Na jaw wychodzą nowe fakty o zamachowcu z Magdeburga
Sprawca ataku na jarmark w Magdeburgu kilka lat temu wielokrotnie przyciągnął uwagę służb. Groził popełnieniem przestępstw i był skazany na 90 dni więzienia. Na jaw wychodzą nowe fakty o zamachowcu.
- Podejrzany Taleb Abdul Dżawad, pochodzący z Arabii Saudyjskiej, mieszkał w latach 2011-2016 w Meklemburgii-Pomorzu Przednim, kraju związkowym na wschodzie Niemiec. W 2013 roku został skazany przez sąd w Rostocku na 90 dni pozbawienia wolności za zakłócanie spokoju publicznego groźbami popełnienia przestępstw - poinformował szef MSW Meklemburgii-Pomorza Przedniego Christian Pegel na konferencji prasowej w Schwerinie. Wcześniej donosił o tym tygodnik "Spiegel".
Według ministra, sprawca ataku ukończył w Stralsundzie część specjalistycznego szkolenia medycznego.
W sporze dotyczącym uznawania wyników egzaminów groził przedstawicielom stowarzyszenia medycznego popełnieniem przestępstwa, które przyciągnęłoby międzynarodową uwagę. Odniósł się wtedy do ataku na Maraton Bostoński - podaje agencja dpa.
W trakcie przeszukania jego domu nie znaleziono żadnych dowodów na rzeczywiste przygotowania do ataku ani żadnych islamistycznych powiązań. - Wręcz przeciwnie, wydawał się dystansować od islamu i opowiadać za czymś przeciwnym - wskazał Pegel.
Dalsza część artykułu pod materiałem wideo
Przeszłość i motywy
Z kolei w 2014 roku Dżawad był podejrzany o stosowanie wymuszenia. Groził samobójstwem w urzędzie, jeśli nie otrzyma pomocy w pokryciu kosztów utrzymania.
Po wyroku z 2013 roku oskarżał sędziów o rasizm i groził zemstą. "Miał także twierdzić, że niemiecka ustawa zasadnicza jest sama w sobie ksenofobiczna" - napisała agencja dpa.
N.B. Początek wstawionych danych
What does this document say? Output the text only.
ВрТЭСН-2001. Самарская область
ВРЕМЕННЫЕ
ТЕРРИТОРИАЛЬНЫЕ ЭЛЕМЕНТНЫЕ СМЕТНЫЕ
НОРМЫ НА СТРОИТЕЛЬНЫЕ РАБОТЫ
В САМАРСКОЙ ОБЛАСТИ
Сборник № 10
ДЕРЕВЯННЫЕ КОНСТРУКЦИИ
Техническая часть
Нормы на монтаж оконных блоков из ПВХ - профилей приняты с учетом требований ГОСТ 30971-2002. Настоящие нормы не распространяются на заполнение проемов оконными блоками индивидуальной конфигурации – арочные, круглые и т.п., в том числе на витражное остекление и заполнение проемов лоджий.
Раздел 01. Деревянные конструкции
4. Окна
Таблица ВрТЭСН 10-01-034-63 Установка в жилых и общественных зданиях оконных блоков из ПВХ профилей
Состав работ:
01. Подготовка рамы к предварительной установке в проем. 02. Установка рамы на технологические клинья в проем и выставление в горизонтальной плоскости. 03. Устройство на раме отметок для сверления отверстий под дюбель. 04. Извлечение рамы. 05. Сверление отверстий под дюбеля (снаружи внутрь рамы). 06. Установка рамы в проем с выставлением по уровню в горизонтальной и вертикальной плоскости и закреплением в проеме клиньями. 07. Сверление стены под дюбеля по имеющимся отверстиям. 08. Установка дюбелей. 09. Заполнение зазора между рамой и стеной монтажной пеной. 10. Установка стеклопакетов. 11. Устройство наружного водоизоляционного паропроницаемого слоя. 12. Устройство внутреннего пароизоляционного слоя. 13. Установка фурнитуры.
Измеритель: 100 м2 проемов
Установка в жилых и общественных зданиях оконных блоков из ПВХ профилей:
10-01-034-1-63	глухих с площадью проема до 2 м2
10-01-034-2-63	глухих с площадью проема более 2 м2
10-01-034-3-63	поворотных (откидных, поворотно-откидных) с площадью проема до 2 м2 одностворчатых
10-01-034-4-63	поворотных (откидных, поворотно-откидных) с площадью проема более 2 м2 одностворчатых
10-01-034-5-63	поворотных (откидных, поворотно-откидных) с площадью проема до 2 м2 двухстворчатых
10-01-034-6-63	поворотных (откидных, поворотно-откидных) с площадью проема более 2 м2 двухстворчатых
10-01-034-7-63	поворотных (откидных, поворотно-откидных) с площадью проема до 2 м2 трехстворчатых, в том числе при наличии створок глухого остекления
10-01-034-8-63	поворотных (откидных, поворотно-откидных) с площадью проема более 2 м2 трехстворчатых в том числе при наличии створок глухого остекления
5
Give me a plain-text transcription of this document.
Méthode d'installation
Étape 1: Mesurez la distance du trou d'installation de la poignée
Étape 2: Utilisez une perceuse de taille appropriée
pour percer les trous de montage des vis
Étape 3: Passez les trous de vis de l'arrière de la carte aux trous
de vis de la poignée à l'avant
Minister spraw wewnętrznych Meklemburgii-Pomorza Przedniego poinformował też, że mężczyzna nie został zaklasyfikowany jako osoba stanowiąca zagrożenie.
Tragiczny atak
W piątek wieczorem auto kierowane przez Dżawada wjechało tłum na jarmarku w Magdeburgu, zabijając pięć osób i raniąc 200.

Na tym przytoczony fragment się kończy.